The criminal coda and the real price
When the case returned for retrial, it did not get there. In April 2015, Kolon resolved both the civil and criminal exposure at once: a $275 million civil settlement with DuPont and a guilty plea to conspiracy to convert trade secrets, accompanied by an $85 million criminal fine. The combined $360 million is a fraction of the vacated verdict — a reminder that the headline number a jury returns and the recovered number a defendant ultimately pays often diverge sharply, and that the gap is usually a function of appellate risk on liability rather than disagreement about the damages math.
Open questions
The case leaves unresolved how a properly instructed jury would have valued the misappropriation had Kolon been allowed to attack secrecy item by item. If some of the asserted secrets fell out as publicly known, the actual-loss and unjust-enrichment figures would have required apportionment — a problem that has since become central to trade-secret damages (as in the disgorgement context of TAOS v. Renesas). The settlement foreclosed that exercise, leaving the relationship between the breadth of an asserted secrets portfolio and the defensibility of an aggregate damages number an open question that recurs in every multi-secret case.
Implications
- Damages live or die with secrecy. A large award is only as sound as the proof that each asserted item is genuinely secret; protect the liability record before celebrating the number.

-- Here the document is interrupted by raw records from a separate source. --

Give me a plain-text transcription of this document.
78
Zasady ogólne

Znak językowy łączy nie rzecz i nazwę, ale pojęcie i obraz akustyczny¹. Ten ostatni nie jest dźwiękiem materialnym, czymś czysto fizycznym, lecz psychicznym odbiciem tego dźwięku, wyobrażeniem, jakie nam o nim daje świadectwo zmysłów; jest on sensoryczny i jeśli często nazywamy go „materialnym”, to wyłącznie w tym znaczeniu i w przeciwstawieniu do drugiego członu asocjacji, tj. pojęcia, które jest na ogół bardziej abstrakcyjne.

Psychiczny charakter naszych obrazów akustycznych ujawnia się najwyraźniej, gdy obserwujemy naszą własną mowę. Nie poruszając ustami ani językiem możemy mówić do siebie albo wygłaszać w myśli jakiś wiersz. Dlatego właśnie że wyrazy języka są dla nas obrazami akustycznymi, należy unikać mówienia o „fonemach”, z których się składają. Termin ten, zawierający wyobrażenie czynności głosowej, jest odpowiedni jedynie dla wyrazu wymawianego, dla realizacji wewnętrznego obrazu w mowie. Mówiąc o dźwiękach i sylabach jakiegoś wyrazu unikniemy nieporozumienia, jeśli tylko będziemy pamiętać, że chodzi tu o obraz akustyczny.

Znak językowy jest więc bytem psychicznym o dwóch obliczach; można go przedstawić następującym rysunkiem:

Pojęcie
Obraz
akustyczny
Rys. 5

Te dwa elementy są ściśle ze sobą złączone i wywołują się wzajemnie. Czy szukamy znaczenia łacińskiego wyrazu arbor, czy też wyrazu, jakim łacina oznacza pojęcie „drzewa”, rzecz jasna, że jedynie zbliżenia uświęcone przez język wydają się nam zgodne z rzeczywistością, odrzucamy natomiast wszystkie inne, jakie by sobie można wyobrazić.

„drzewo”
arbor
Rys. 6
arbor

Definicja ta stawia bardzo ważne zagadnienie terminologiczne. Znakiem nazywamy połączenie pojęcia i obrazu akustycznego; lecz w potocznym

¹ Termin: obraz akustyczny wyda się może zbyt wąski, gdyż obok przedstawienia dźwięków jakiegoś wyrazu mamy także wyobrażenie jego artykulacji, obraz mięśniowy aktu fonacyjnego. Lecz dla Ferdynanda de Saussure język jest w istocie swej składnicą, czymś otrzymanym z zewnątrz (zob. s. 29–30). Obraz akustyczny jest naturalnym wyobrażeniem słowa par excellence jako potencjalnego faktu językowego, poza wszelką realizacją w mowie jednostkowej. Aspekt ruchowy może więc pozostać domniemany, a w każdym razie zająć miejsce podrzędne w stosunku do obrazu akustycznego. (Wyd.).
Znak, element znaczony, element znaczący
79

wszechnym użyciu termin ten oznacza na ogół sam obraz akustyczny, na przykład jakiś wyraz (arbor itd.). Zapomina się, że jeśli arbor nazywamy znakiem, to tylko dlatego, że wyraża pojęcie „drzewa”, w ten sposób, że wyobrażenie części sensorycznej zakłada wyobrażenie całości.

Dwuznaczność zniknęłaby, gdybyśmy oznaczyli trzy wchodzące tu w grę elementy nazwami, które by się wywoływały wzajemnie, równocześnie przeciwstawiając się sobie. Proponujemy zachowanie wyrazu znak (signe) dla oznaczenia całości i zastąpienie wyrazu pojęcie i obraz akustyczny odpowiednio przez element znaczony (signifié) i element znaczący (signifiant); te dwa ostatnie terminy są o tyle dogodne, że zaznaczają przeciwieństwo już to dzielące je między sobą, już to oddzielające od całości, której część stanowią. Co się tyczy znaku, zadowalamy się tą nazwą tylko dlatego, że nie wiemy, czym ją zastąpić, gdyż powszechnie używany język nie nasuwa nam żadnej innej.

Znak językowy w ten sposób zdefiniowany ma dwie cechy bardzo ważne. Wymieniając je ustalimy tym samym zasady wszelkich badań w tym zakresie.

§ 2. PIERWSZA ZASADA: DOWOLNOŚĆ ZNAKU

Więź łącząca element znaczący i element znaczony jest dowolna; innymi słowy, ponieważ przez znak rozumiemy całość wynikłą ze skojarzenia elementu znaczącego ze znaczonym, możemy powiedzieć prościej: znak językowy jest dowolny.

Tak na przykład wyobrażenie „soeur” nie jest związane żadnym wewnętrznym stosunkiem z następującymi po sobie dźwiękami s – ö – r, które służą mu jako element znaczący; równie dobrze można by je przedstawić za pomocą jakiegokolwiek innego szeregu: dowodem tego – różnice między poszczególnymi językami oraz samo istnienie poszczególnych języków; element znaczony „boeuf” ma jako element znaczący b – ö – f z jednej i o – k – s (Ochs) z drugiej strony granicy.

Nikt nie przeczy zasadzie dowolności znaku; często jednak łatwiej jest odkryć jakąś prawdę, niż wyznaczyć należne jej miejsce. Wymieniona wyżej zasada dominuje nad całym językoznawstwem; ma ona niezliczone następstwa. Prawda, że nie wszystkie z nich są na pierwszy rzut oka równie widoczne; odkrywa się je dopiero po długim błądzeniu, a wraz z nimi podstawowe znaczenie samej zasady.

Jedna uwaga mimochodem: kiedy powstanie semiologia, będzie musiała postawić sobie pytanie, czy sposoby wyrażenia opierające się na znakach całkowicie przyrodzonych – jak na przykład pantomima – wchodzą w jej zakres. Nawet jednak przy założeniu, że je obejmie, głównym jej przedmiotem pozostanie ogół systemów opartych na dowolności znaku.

- Watch the in limine fights. Excluding a defendant’s public-domain or prior-disclosure evidence is high-risk error; both sides should treat secrecy-evidence rulings as outcome-determinative.
- Statute selection shapes punishment. Virginia caps punitive damages at $350,000; the federal DTSA permits up to 2x exemplary damages. The choice of statute and forum can dwarf or shrink the deterrent component.
- The verdict is not the recovery. Appellate exposure on liability routinely compresses a headline award into a far smaller settlement.
Frequently asked questions
Did DuPont ultimately keep the $919.9 million? No. The Fourth Circuit vacated that judgment in 2014. The matter resolved in 2015 for a $275 million civil settlement, plus an $85 million criminal fine Kolon paid after pleading guilty.
Why was such a large verdict reversed? Not because of the damages calculation, but because the trial court had excluded evidence Kolon wanted to use to show some of the claimed information was already public — evidence going to whether the material qualified as a trade secret at all.
How do exemplary damages here compare to federal law? Virginia caps punitive damages at $350,000 regardless of the compensatory figure. The federal Defend Trade Secrets Act, by contrast, allows exemplary damages up to twice the compensatory award for willful and malicious misappropriation.
Authorities and sources
- E.I. DuPont De Nemours & Co. v. Kolon Industries, Inc., No. 12-1260 (4th Cir. Apr. 3, 2014): opinion summary (Justia); unpublished opinion (Fourth Circuit).
- Companion appeal and evidentiary discussion: Kolon Industries v. E.I. DuPont (FindLaw).
- Criminal resolution: U.S. Department of Justice, “Kolon Industries Inc. Pleads Guilty for Conspiring to Steal DuPont Trade Secrets Involving Kevlar Technology”.
- Settlement and case overview: Crowell, “Bellwether DuPont-Kolon Trade Secrets Case Resolved Through Civil Settlement and Criminal Guilty Plea”; Wikipedia, “DuPont v. Kolon Industries”.